Но какой отец твердо в этом уверен? Ему не ведома беременность, он не знает родовых схваток. Какой мужчина ложится в темноте в постель и — подобно женщине — встает с ребенком в чреве? Благая тайна ведома ласково улыбающимся. О, какие странные, чудесные часы — эти женщины. Они вьют гнезда во Времени. Они созидают плоть, хранящую и связующую вечность. Они живут этим даром, знают свое могущество и молча владеют им. Для чего говорить о Времени, если ты сам и естьВремя и облекаешь преходящие мгновения в тепло и действие? Как мужчины завидуют и как ненавидят подчас эти теплые часы, этих жен, знающих, что они будут жить вечно. И что же мы делаем? Мы, мужчины, безумно злимся, потому что нам не за что зацепиться, ни за мир, ни за самих себя, ни за что-либо еще. Непрерывность скрыта от нашего взора, все рассыпается, падает, тает, останавливается, гниет или бежит от нас. Так что же остается нам, мужчинам, которым не дано творить время? Бессонница. Глаза, устремленные в темноту.

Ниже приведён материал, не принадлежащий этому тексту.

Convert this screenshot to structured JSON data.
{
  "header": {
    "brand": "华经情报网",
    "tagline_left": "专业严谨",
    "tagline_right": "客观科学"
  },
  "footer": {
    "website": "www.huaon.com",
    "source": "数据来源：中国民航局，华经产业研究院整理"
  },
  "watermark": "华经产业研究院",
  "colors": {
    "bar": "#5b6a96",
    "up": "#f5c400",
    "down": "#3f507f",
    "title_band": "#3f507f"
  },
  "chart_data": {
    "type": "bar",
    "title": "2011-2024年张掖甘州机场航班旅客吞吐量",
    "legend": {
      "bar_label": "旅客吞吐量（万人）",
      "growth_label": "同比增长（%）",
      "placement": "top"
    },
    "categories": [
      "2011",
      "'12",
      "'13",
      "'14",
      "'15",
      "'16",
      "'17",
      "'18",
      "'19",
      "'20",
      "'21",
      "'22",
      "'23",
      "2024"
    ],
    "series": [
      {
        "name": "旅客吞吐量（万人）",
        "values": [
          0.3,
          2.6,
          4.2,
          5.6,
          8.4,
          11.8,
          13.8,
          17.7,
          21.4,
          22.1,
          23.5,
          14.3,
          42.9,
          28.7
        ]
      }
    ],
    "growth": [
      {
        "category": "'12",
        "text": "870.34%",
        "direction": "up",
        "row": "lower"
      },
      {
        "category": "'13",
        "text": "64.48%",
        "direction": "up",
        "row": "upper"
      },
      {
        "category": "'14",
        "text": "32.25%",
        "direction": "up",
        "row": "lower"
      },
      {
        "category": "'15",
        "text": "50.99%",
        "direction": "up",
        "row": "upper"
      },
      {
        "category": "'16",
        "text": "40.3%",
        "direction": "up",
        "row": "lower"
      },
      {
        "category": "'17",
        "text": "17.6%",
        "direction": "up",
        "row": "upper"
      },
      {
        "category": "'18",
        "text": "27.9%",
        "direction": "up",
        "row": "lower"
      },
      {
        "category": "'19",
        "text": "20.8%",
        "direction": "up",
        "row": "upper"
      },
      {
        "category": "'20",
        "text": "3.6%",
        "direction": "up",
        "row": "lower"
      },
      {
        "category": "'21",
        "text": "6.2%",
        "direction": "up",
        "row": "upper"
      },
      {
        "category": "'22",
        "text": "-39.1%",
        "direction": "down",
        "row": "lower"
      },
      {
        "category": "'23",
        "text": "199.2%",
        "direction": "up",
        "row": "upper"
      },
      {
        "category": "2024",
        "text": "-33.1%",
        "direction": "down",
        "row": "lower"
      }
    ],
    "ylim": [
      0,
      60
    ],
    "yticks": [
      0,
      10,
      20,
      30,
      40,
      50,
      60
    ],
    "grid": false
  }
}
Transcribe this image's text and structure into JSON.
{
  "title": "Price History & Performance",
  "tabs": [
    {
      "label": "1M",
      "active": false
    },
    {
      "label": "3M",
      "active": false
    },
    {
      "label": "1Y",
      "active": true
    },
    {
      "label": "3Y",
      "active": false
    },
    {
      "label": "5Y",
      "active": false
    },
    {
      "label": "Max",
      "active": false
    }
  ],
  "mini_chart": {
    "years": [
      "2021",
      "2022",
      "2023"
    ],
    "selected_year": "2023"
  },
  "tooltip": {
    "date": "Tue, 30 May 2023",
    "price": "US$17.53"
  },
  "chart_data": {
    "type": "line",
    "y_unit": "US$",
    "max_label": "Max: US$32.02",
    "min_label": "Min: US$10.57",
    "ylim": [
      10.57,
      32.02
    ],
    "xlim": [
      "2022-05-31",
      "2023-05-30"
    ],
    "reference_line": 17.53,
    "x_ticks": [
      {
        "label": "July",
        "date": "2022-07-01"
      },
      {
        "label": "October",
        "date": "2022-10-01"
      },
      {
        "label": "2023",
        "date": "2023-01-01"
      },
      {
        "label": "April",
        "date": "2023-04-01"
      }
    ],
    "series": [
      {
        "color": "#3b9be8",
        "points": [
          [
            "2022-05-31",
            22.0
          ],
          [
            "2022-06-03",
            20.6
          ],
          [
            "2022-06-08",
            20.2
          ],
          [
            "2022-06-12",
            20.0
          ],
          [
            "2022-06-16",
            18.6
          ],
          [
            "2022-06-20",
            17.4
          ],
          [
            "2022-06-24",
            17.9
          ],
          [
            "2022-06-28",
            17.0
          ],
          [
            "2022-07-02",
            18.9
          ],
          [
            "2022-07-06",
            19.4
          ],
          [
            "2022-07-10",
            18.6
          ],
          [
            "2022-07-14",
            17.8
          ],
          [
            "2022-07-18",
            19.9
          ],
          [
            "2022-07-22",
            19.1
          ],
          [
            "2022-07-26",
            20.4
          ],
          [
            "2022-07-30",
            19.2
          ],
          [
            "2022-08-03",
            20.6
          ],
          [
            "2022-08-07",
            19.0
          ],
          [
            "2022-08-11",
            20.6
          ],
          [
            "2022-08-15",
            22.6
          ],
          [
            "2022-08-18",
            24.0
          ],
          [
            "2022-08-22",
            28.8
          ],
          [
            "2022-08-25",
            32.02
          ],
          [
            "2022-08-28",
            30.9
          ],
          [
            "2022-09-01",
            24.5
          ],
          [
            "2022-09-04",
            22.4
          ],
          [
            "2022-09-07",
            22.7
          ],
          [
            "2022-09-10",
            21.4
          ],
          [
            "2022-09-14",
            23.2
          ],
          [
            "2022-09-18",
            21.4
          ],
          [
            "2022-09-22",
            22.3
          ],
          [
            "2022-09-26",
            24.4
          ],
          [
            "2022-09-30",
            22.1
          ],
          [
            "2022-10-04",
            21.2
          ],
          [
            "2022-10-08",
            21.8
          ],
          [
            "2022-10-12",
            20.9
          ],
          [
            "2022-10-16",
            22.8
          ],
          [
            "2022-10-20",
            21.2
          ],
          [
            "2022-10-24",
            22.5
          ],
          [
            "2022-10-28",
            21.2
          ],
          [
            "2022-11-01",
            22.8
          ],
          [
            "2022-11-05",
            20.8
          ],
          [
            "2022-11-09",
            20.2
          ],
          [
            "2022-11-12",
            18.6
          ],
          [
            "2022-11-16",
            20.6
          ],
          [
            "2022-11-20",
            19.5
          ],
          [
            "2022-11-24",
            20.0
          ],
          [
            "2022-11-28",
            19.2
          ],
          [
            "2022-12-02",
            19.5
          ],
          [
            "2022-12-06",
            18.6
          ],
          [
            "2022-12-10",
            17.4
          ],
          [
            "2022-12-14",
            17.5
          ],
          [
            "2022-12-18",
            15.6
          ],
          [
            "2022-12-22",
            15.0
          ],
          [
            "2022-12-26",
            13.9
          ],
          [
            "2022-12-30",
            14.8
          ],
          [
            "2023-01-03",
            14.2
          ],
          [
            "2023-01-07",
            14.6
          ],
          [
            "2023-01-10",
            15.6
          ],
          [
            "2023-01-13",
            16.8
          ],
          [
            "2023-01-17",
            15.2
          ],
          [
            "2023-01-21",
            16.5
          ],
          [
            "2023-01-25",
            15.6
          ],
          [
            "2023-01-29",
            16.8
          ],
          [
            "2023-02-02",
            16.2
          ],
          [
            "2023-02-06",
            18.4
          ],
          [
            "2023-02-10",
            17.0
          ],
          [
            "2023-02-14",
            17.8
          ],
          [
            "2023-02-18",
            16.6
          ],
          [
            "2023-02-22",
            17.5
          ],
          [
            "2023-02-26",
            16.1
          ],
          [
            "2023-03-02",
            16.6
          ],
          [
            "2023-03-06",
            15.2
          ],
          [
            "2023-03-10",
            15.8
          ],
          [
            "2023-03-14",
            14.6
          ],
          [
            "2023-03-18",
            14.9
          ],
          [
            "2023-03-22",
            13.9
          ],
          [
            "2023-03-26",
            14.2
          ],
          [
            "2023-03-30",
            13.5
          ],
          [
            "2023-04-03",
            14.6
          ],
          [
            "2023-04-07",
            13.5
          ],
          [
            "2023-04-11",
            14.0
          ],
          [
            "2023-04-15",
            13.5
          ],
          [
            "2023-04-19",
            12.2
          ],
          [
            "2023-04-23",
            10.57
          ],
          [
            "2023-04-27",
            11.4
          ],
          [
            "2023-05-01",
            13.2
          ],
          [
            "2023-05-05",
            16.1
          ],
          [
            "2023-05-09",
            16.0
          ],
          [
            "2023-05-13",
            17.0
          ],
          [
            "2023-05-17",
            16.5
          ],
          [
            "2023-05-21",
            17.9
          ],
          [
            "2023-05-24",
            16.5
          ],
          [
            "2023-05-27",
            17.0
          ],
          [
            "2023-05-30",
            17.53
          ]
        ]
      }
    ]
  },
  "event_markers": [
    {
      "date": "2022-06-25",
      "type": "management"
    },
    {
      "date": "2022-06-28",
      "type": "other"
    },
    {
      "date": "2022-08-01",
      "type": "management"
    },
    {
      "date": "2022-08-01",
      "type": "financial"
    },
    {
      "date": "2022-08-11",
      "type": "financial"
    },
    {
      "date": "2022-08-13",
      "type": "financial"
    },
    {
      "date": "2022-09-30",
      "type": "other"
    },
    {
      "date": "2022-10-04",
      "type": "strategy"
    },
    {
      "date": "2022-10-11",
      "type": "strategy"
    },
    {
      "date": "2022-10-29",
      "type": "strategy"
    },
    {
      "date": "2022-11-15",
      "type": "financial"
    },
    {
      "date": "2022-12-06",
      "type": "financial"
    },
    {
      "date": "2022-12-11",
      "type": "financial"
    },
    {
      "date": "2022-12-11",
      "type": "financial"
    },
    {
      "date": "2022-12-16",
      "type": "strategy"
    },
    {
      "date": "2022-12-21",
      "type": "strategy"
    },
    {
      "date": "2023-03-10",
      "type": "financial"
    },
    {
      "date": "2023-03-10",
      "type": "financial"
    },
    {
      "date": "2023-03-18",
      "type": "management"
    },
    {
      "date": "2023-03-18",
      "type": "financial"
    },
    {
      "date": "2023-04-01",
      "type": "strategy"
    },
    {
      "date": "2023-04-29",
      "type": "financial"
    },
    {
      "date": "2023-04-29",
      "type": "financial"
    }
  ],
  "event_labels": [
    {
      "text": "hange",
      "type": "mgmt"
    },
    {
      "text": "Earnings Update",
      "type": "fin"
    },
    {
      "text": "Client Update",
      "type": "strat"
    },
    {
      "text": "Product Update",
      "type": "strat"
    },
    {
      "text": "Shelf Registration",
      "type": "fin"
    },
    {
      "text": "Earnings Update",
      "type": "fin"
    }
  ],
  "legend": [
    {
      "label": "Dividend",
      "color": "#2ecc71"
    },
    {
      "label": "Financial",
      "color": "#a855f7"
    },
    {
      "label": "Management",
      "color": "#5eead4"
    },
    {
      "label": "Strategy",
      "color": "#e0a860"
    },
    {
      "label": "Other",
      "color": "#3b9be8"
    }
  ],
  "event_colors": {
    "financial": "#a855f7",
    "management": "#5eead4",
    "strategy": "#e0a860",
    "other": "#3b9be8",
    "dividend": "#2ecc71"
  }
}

Три часа пополуночи. Вот наше воздаяние. Три утра. Полночь души. Организм замирает, душа истекает. И в этот час безысходности прибывает поезд… Почему?
— Чарли?..
Рука жены коснулась его руки.
— Чтос тобой… Чарли?..
Она дремала.
Он не ответил.
Он не мог рассказать ей, что с ним.
Глава пятнадцатая
Солнце взошло желтое, как лимон.
Небо было круглое и синее.
Птицы выводили журчащие трели в воздухе.
Вилл и Джим высунулись из своих окон.
Ничто не изменилось.
Кроме выражения глаз Джима.
— Ночью… — произнес Вилл. — Это было или этого не было?
Оба смотрели вдаль, где простирались луга.
Воздух был сладок, как патока. И нигде, даже под деревьями, не видно теней.
— Шесть минут! — крикнул Джим.
— Пять!
Через четыре минуты, с болтающимися в животе кукурузными хлопьями, они стирали ногами сухие листья в красную пыль, оставив за спиной город.
Прерывисто дыша, оторвали взгляд от земли, но которой бежали.
Луна-Парк стоял на месте.
— Ух ты…
Потому что шатры были лимонного цвета, как солнце, бронзового, точно хлебные поля несколько недель назад. Флаги и вымпелы, яркие, как синехвостки, полоскались над брезентом цвета львиной шкуры. Из будочек карамельного цвета плыли по ветру дивные субботние запахи бекона и яиц, блинов и сосисок. Всюду сновали мальчишки. Всюду за ними брели сонные отцы.
— Это же всего-навсего обыкновенный старый Луна-Парк, — заявил Вилл.